んが、いくら待っても反応はなく、エサに付けたイソメもサバの切り身も一切かじられません。この釣りは仕掛けを投じてしまったらやることがありませんから、次第に眠気に抗えなくなってやがてzzz…。
「ミツハシさ~ん。お土産によさそうな魚が掛かったよ~」
キモチよく寝てるところで起こしやがって…などと思いつつ近づくと、立派なカワハギがハリに掛かっておりました。コレはいいですなぁ♪

カワハギは投げ釣りでもしばしば掛かりますから、この釣果を見て意欲が再燃。口が小さく〝エサ取り名人〟とも評される魚ゆえ、ハリが小さい専用の仕掛けに結び替えます。それまでは、投入後に一定時間ほったらかしていましたが、竿を手に持ったまま定期的に仕掛けを動かしてエサの存在をアピールします。
日が高くなって水温が上昇したのか、定番外道のベラがポツポツと掛かります。明らかに状況はよくなっていますが、本命は一向に掛かりません。
レンジで簡単! 極上酒蒸しに
「またオマエ(ベラ)か…」
そんなガッカリをひたすら繰り返し、やがてエサが尽きてしまいました。結局、ずっと仕掛けを動かしていたので腕の運動にはなったものの、下半身はほとんど動かさず…。まあ、竿を持つ時間が長かったおかげで、タバコの数が減ったからヨシとしましょう。
釣友が釣ったカワハギはその場で血抜きをして、ワタクシのクーラーボックスヘ。釣友はクロダイが釣れなかった悔しさで、コイツの存在をすっかり忘れていたので、晩酌の肴としてありがたく頂戴しました。
カワハギの調理法といえば肝和えや刺身がポピュラーですが、今回釣れた個体は肝が小さかったため、シンプルな酒蒸しでいただきます。

下処理したカワハギを昆布を敷いた皿の上に乗せ、そこに日本酒を回しかけたらラップを被せてレンジでチン♪ あっという間に晩酌開始です。骨からホロリと外れた身をポン酢にひたしてパクリ。淡白ながらも繊細な旨味が感じられ、噛むほどに味わいが深まる大人の味です。冷酒をグイと飲み干しつつ、白身を噛み締める夜…。箸が進んで、あっという間に完食となりました。

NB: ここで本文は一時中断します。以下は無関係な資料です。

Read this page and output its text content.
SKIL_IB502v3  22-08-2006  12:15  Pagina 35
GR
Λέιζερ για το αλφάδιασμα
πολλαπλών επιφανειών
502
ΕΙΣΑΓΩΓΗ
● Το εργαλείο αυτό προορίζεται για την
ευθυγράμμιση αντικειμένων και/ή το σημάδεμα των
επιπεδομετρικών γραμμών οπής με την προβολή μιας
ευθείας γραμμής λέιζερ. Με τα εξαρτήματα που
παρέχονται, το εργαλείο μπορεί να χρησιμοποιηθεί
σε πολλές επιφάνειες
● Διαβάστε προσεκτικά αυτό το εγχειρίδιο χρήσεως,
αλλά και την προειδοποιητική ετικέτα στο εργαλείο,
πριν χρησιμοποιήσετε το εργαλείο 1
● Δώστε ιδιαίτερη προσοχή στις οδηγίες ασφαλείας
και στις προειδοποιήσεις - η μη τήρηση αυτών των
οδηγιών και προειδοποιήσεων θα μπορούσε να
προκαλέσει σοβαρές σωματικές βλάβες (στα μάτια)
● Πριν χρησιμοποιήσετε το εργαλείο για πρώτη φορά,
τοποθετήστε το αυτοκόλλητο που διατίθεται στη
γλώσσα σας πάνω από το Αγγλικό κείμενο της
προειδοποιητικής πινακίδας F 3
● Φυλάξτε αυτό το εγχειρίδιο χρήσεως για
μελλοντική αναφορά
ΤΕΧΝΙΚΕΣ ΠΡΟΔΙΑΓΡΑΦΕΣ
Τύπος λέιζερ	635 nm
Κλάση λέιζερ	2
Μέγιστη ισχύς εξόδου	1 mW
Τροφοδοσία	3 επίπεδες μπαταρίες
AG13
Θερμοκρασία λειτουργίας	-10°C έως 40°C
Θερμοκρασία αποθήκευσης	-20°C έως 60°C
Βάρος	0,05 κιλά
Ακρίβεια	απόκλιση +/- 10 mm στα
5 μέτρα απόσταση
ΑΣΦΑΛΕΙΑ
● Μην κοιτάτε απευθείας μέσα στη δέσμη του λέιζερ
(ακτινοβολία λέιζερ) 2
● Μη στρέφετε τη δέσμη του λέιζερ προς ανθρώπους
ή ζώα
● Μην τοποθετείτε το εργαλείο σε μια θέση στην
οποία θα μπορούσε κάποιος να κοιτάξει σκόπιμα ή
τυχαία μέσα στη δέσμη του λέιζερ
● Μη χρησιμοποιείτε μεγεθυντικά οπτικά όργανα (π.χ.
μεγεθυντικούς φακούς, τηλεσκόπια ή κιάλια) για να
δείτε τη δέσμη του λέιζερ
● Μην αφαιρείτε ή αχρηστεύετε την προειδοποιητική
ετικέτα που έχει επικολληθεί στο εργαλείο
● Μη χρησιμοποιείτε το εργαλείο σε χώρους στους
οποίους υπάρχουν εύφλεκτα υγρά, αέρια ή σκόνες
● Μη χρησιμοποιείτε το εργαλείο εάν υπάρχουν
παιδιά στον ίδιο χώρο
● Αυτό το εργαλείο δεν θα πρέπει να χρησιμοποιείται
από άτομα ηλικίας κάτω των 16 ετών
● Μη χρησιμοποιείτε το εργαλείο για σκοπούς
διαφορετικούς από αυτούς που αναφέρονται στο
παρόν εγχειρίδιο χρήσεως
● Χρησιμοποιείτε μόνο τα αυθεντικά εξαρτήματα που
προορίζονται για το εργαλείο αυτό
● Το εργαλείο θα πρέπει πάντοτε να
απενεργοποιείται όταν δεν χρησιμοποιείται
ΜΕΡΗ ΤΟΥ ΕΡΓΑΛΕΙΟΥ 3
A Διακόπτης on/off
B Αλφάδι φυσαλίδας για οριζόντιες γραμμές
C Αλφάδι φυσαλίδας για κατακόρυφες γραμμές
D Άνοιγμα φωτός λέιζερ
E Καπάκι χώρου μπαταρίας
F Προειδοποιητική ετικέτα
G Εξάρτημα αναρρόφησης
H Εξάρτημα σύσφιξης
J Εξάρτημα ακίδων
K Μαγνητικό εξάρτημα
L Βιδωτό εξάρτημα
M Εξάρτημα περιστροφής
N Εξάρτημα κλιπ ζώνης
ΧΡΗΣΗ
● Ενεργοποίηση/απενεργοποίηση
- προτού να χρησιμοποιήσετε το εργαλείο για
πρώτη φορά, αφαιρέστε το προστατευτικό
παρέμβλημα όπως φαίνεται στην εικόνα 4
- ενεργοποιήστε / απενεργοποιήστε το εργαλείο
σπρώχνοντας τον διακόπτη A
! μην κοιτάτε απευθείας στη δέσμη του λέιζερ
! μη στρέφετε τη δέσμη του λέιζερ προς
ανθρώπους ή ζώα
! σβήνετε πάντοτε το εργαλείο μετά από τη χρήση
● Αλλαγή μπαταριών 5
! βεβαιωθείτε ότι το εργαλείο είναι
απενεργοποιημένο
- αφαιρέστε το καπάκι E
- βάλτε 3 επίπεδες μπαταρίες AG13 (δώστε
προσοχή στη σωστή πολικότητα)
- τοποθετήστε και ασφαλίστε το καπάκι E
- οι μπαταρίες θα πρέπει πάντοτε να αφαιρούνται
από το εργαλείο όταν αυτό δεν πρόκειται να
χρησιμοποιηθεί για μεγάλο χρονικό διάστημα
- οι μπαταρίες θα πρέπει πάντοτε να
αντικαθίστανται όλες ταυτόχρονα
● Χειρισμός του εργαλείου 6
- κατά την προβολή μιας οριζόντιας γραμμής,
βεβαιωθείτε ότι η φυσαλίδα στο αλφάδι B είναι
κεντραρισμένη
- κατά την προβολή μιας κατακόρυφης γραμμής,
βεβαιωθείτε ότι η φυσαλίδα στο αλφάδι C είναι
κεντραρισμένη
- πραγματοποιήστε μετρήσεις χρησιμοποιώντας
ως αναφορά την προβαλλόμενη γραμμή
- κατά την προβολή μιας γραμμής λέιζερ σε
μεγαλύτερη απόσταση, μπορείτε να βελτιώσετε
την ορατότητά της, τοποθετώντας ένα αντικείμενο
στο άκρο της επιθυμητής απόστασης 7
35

思い返せば下半身を動かすべく磯に出かけたのに、使ったのは上半身ばかりという、実に本末転倒な1日でありました。
今度はしっかり下半身を使った釣りをしようと思いま~す。
三橋雅彦(みつはしまさひこ)
子供のころから釣り好きで〝釣り一筋〟の青春時代を過ごす。当然のごとく魚関係の仕事に就き、海釣り専門誌の常連筆者も務めたほどの釣りisマイライフな人。好色。